Une peur naissait en moi quand je ne savais pas. Ça me terrifiait. Ne pas savoir me mènerait-il à faire des idioties ? Est-ce que moi aussi je finirais pendu à une poutre ? Parce que je manquai de temps…
Je savais que je n’avais plus l’âge ou l’envie de réclamer les bras de ma mère ou celui de mes sœurs. En vrai, ça faisait déjà longtemps que je m’en étais détourné.
Les hormones ?
Je planchais sur le sujet sans grande certitude. J’avais besoin d’espace et de regarder Ely en catimini. Dans le manoir familial des Torrens, je m’y exerçais entre deux lectures, confronté parfois à des questions auxquelles j’avais besoin de réponses.
Je m’installais sur un transat libre, enroulé dans ma serviette et le regard rivé sur Ely. Iel dormait un bras sur les yeux, l’autre pendant sur les dalles. Sa peau était encore plus blanche que celle de Max. Avait-iel mit de l’écran total ? À quoi ça ressemblait Ely avec un coup de soleil ?
Son torse se levait et se baissait en rythme. Je n’arrivais pas à en détacher le regard. Comment son cœur battait-il ? Et est-ce que sa peau était douce ? Douce comment ?
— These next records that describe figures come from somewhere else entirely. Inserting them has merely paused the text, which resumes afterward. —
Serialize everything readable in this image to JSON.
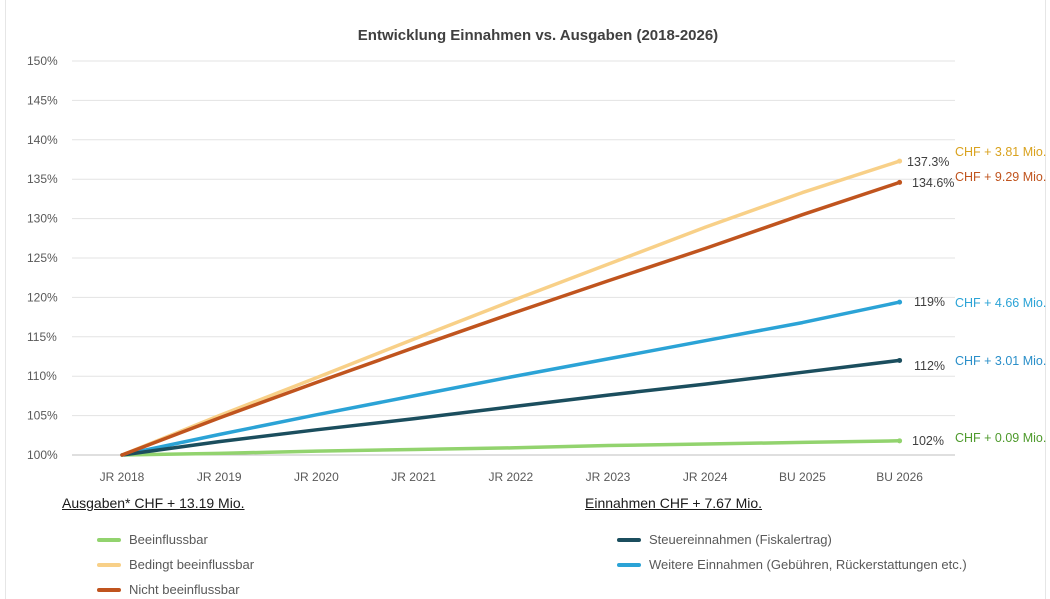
{
  "chart_data": {
    "type": "line",
    "title": "Entwicklung Einnahmen vs. Ausgaben (2018-2026)",
    "categories": [
      "JR 2018",
      "JR 2019",
      "JR 2020",
      "JR 2021",
      "JR 2022",
      "JR 2023",
      "JR 2024",
      "BU 2025",
      "BU 2026"
    ],
    "y_ticks": [
      "100%",
      "105%",
      "110%",
      "115%",
      "120%",
      "125%",
      "130%",
      "135%",
      "140%",
      "145%",
      "150%"
    ],
    "ylim": [
      100,
      150
    ],
    "grid": true,
    "series": [
      {
        "name": "Beeinflussbar",
        "color": "#92d36e",
        "values": [
          100,
          100.2,
          100.5,
          100.7,
          100.9,
          101.2,
          101.4,
          101.6,
          101.8
        ],
        "end_label": "102%",
        "chf_label": "CHF + 0.09 Mio.",
        "chf_color": "#4e9a2c"
      },
      {
        "name": "Bedingt beeinflussbar",
        "color": "#f8d088",
        "values": [
          100,
          105.0,
          109.8,
          114.7,
          119.5,
          124.2,
          128.9,
          133.3,
          137.3
        ],
        "end_label": "137.3%",
        "chf_label": "CHF + 3.81 Mio.",
        "chf_color": "#d9a21e"
      },
      {
        "name": "Nicht beeinflussbar",
        "color": "#c0541e",
        "values": [
          100,
          104.7,
          109.2,
          113.6,
          117.9,
          122.1,
          126.2,
          130.5,
          134.6
        ],
        "end_label": "134.6%",
        "chf_label": "CHF + 9.29 Mio.",
        "chf_color": "#c0541e"
      },
      {
        "name": "Steuereinnahmen (Fiskalertrag)",
        "color": "#1b4e5e",
        "values": [
          100,
          101.7,
          103.2,
          104.6,
          106.1,
          107.6,
          109.0,
          110.5,
          112.0
        ],
        "end_label": "112%",
        "chf_label": "CHF + 3.01 Mio.",
        "chf_color": "#2a8fc9"
      },
      {
        "name": "Weitere Einnahmen (Gebühren, Rückerstattungen etc.)",
        "color": "#2ba3d6",
        "values": [
          100,
          102.6,
          105.1,
          107.5,
          109.9,
          112.2,
          114.5,
          116.8,
          119.4
        ],
        "end_label": "119%",
        "chf_label": "CHF + 4.66 Mio.",
        "chf_color": "#2ba3d6"
      }
    ]
  },
  "legend": {
    "ausgaben_heading": "Ausgaben* CHF + 13.19 Mio.",
    "einnahmen_heading": "Einnahmen CHF + 7.67 Mio."
  }
}
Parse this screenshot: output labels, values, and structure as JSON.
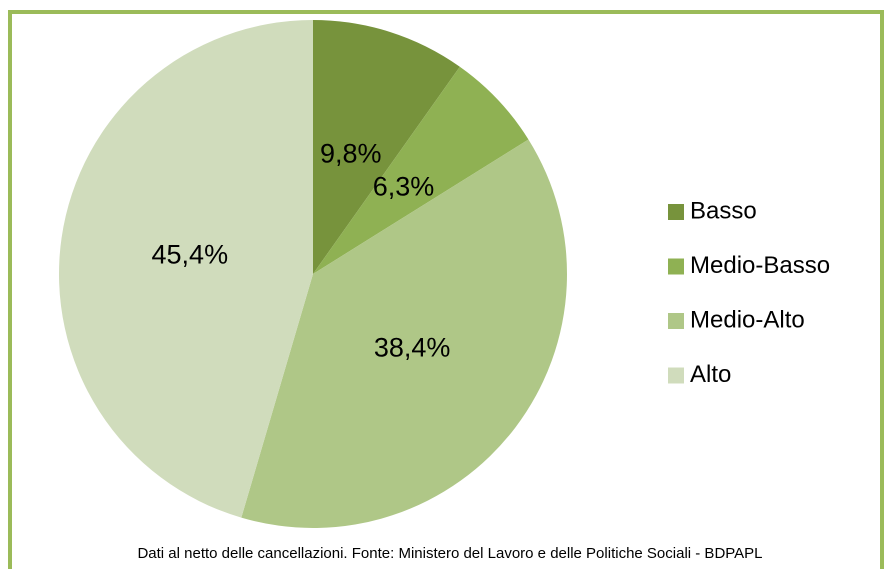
{
  "chart_data": {
    "type": "pie",
    "categories": [
      "Basso",
      "Medio-Basso",
      "Medio-Alto",
      "Alto"
    ],
    "values": [
      9.8,
      6.3,
      38.4,
      45.4
    ],
    "value_labels": [
      "9,8%",
      "6,3%",
      "38,4%",
      "45,4%"
    ],
    "colors": [
      "#77933c",
      "#8fb153",
      "#afc787",
      "#d0dcbc"
    ],
    "note": "Dati al netto delle cancellazioni. Fonte: Ministero del Lavoro e delle Politiche Sociali - BDPAPL",
    "legend": "right"
  }
}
Iel se retourna sur le côté. Sa chevelure foncée et raide se déployait autour de ses épaules tatouées. Ça lui allait bien les cheveux lâchés, ça formait comme une crinière autour de son visage.
— Salut !
Une voix trop enfantine me surprit.
— Mon frère m’a dit que tu étais tout seul. Tu veux venir jouer avec nous ?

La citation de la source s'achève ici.